As relações indecentes entre capital e política nunca haviam sido tão postas em evidência como tem sido por esta atual pandemia
Carolina Vásquez Araya
Diálogos do Sul Global
Cidade da Guatemala

Tradução:

Que nós nos vamos a contagiar, parece ser fato inevitável. Que alguns de nós vamos morrer, também. De fato, estamos assistindo na primeira fila um acontecimento capaz de pôr em xeque nossa capacidade de sobrevivência, mas também – e muito importante – nossa sensibilidade humana, nosso sentido comunitário e nossa forma de enfrentar a incerteza com relação ao futuro, algo tão alheio a nossas expectativas. A pandemia que tem paralisado o mundo revela as falências com relação à capacidade de ciência e da medicina – cujos avanços não parecem suficientes diante do ataque de um vírus desconhecido -, mas também a falta de certezas sobre os mecanismos por trás das decisões transcendentais das quais depende a vida humana.  

Os sistemas que têm regido nossos países durante mais de um século – e suas estruturas de base com um claro caráter colonialista – se distinguem pela concentração de poder e pelas restrições de acesso à educação para a maioria, com o propósito de blindar esse poder e manter afastada qualquer tentativa de democratização e participação popular no âmbito político. O neoliberalismo levou o sistema ao extremo, consolidando suas estruturas ao impedir o desenvolvimento econômico das camadas mais necessitadas e convertendo-as em um viveiro de mão de obra básica sem oportunidade de progresso, mas muito necessário para assegurar o incremento de sua riqueza. 

As relações indecentes entre capital e política nunca haviam sido tão postas em evidência como tem sido por esta atual pandemia

Milícia. Ilustração: Pedro Franz
Os jogos políticos em época de crise colocam em risco a vida de milhões de pessoas.

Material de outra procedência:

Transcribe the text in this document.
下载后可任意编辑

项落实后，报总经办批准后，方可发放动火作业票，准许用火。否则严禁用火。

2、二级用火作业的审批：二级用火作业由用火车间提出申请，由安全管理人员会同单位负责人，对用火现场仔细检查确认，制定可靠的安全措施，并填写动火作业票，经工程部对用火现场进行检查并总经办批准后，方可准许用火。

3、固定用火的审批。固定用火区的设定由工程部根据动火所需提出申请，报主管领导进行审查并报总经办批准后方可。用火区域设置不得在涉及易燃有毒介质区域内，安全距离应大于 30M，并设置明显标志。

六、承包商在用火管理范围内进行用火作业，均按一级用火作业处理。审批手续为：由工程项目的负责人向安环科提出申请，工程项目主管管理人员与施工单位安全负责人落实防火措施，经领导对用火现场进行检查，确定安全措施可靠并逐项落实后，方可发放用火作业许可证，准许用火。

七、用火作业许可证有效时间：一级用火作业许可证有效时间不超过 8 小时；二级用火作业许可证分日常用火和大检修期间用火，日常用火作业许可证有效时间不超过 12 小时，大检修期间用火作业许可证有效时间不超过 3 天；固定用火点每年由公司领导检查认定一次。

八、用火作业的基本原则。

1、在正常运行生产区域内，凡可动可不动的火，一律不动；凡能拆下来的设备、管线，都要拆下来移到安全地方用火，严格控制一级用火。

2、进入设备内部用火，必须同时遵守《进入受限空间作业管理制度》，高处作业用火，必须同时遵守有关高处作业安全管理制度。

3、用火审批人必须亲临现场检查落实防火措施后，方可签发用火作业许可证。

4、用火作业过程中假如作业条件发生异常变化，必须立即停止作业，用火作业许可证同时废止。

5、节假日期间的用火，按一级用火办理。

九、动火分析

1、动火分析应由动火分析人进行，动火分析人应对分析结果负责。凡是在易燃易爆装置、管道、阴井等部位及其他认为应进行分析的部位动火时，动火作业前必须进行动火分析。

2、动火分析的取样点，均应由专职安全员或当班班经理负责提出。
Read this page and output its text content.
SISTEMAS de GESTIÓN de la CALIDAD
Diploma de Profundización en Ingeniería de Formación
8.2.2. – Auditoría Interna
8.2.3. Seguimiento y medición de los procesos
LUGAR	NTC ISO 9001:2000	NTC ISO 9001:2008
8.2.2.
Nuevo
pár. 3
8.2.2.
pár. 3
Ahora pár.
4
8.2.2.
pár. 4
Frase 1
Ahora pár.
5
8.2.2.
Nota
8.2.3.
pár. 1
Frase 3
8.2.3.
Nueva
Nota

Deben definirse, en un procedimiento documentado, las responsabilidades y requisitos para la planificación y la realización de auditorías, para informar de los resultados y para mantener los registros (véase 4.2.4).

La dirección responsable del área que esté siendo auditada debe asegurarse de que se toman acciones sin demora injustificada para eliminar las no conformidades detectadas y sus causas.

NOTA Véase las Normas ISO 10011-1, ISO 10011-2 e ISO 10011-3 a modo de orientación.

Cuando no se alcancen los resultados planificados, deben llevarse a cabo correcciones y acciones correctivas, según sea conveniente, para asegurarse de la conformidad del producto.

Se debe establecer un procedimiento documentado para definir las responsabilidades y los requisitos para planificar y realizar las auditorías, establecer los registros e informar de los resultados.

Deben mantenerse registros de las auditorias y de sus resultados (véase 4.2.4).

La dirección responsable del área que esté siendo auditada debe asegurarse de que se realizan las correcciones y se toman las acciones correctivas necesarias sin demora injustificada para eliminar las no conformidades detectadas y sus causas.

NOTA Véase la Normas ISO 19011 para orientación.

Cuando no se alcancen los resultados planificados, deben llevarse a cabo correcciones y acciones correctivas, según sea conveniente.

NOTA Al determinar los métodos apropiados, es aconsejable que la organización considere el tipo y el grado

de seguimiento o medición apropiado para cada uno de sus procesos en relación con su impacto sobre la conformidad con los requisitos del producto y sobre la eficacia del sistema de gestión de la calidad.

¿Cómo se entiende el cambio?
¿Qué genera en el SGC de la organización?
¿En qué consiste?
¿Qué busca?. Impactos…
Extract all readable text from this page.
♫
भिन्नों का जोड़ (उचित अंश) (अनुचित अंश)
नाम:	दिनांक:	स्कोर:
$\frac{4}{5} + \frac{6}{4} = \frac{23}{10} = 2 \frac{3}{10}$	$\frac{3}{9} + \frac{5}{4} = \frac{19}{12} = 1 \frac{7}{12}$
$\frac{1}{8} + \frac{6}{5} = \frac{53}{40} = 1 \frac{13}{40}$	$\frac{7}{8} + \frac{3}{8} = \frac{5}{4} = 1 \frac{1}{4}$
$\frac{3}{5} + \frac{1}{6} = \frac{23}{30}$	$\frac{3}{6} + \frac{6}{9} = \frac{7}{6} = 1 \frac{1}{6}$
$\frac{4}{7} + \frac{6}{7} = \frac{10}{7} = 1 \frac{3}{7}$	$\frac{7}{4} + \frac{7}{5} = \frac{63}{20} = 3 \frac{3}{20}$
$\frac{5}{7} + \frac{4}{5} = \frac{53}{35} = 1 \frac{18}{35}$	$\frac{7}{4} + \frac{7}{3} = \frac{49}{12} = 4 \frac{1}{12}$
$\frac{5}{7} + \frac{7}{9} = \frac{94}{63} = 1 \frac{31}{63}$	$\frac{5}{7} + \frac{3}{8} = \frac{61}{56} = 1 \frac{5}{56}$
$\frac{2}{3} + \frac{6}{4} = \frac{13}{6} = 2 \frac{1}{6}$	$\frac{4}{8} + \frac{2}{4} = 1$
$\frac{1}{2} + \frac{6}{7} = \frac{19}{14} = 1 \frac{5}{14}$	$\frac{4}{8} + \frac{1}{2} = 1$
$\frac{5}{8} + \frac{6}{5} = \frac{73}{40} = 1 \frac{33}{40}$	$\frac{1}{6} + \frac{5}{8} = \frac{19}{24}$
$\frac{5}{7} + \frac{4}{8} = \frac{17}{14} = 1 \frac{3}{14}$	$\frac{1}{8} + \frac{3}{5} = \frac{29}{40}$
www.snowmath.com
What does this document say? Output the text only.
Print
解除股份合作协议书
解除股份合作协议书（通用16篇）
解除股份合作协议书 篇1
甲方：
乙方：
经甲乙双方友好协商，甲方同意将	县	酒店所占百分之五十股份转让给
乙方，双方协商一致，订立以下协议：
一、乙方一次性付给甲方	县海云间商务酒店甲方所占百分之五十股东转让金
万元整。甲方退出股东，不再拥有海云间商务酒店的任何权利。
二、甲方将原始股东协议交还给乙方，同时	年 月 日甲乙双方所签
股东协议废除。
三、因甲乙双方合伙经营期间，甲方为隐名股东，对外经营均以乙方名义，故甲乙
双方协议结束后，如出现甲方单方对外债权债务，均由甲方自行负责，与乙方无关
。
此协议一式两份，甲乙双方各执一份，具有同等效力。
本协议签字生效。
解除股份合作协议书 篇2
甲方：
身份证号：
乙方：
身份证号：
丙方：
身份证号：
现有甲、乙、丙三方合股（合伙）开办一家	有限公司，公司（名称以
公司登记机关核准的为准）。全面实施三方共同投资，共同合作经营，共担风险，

Os governantes postos no poder pelas elites, portanto, respondem a consignas ditadas pelos interesses corporativos e tomam decisões consensualizadas com seus patrocinadores. Este é o cenário em plena pandemia: políticos alheios ao bem comum com o poder de decidir sobre a vida de milhões de seres humanos, tudo isso com base na proeminência do sistema econômico. Para estas cúpulas, a Covid-19 foi a panaceia. Calaram-se os protestos, impôs-se o medo, e o fluxo dos recursos para atender a crise sanitária é moderado de acordo com estratégias elaboradas a portas fechadas. 

Em síntese, a vida dos povos do terceiro mundo – e também dos primeiros, segundo se pode observar – encontra-se atada a decisões divorciadas do mais básico conceito humanitário, dependente de quanto se poderá evitar a redução dos grandes capitais mesmo que para isso deva pôr-se em risco a vida dos trabalhadores. Como música de fundo, utiliza-se o meio midiático e o universo virtual para confundir conceitos, divulgar informação inexata, incitar o rechaço de grupos vulneráveis e expor cenários de terror cujo impacto provoca uma conveniente paralisia social. 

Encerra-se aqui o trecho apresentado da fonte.